While bringing these optimizations to all platforms, YouTube also took advantage of the new
fetchpriority
attribute
, which we use with
<link rel=preload>
to prioritize discovering and loading the poster image early:
<link as="image" rel="preload" href="poster.jpg" fetchpriority="high">
While these optimizations did improve LCP, the team felt that the current definition of the LCP metric wasn’t fully capturing, from the user’s perspective, when the “main content” of the page had loaded-which is the goal of LCP.
To address these concerns, members of the YouTube team partnered with members of the Chrome team to explore ways that the LCP metric could be improved to address their use case.
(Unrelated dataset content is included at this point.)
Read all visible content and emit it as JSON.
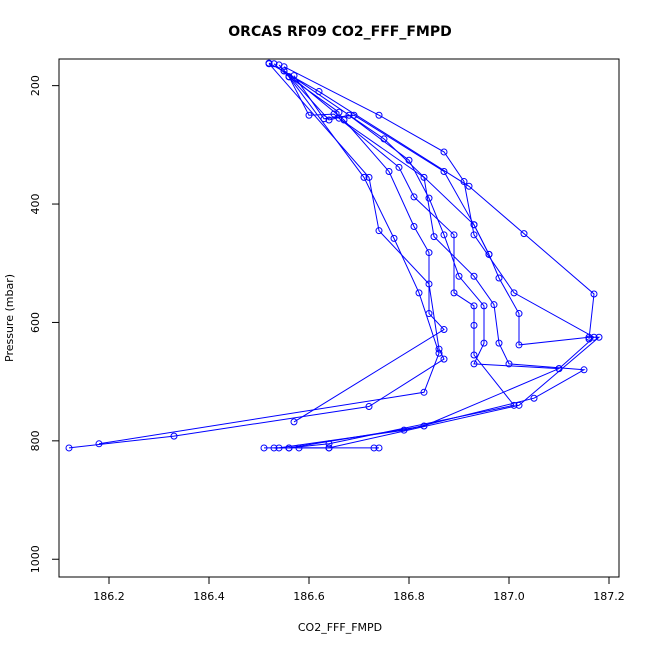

After considering the feasibility and impact of a few options, the teams landed on a
proposal
to consider the paint time of the first frame of a video element as an LCP candidate.
Once this change lands in Chrome, the YouTube team is excited to continue their work optimizing for LCP. And the updated version of the metric will mean these optimizations will have a more direct impact on real-user experiences.
YouTube pages contained many modules that were eagerly loaded. To optimize how 50+ components were rendered, the team built a component to JS module map that would tell the client which modules to load. By marking components as lazy, the JS modules would load later, reducing the initial load time of the page and the amount of unused Javascript sent to the client.
However, after lazy loading was implemented, the team noticed a waterfall effect that lazy loaded components and their dependencies would load at suboptimal times.
To solve this problem, the team determined the minimal set of components needed in a view and batched them in a single network request. The results were improved page speed, reduced JavaScript parse time, and, ultimately, better initial rendering times.
State-management across components
YouTube was experiencing performance issues due to its player controls, especially on older devices. Code analysis showed that the player, which allows users to control features such as playback speed and progress, had become over-componentized over time.